One of the reasons for the discrepancy that does exist is that because of the war on terror, people in the Middle East are preoccupied with safety concerns, Bunch said. Furthermore, they have economic concerns such as housing and food prices, and women’s rights are secondary to these issues.
The Middle East is a diverse area, according to Bunch. Clothing restrictions, for instance, range from very liberal in Lebanon to very covered in the Gulf States. She said she has even seen such combinations as women wearing hijab and jeans.
Women in the Middle East may face restrictions in terms of clothing, but even women in the U.S. have faced limitations on-screen.

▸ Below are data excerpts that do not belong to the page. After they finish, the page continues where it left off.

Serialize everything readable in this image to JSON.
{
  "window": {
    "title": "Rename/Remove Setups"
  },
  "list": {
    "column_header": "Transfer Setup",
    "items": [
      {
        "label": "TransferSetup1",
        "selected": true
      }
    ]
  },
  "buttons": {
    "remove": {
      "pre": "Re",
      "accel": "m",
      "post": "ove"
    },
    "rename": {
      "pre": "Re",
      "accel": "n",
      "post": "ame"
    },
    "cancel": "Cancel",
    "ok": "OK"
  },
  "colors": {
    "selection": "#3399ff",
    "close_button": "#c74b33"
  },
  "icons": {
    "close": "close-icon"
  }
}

Women in film used to be more limited in the roles they played, but now they run the “wide spectrum from victim to villain,” James said.
According to James, the first actresses were pretty or helpless, and men were the stars of film. Feminist film theory has contributed to the greater diversity of the roles women portray.
Initially only men directed movies, which affected the roles women played, James said. Eventually, however, female directors emerged, such as Agnès Varda in France and Sofia Coppola in the U.S. Other female directors include Kimberly Pierce and Nora Ephron, who directed “Sleepless in Seattle.”
While women’s roles have expanded, women continued to be sexualized in film, James said.
Prior to film, women faced obstacles in literature. Eddleman, who focused mainly on literature in the 18th century at the seminar, said that some of the first female writers were protest writers, and they were not accepted well.
According to Eddleman, women authors started to lose their voice, but their writing became more acceptable. Women began writing didactic novels, a novel form characteristic of the 18th century.
Some women found ways to protest through didactic novels, as Jane Austen did in her works. Eddleman said that she protested through her irony.
Other women would use an alias when they published their writing. For example, Mary Anne Evans assumed the pen name “George Eliot” for her works.
Women who used aliases had the advantage of “being judged as a writer rather than a ‘female writer,'” Eddleman said.
Further back in history, in the Middle Ages, most women were not concerned with making their voices heard in writing, Harris said. Literacy rates were considerably lower than they are today, and about 85 percent of the population was involved in agriculture, leaving a small number of people who had the opportunity to write. Literature was the domain of scribes, Harris said.
According to Harris, the Middle Ages were not particularly bad for women because they tend to fare well in a frontier society, which allows both men and women to work.
It was the Renaissance that generated inequality between women and men, Harris said. Emphasis shifted toward men supporting the family while the women stayed home, which limited their voice.
Concerning women in general, Eddleman said, “It’s like we’re having to carve out a space.” But from the tenor of the discussion, women are carving out that space slowly but surely.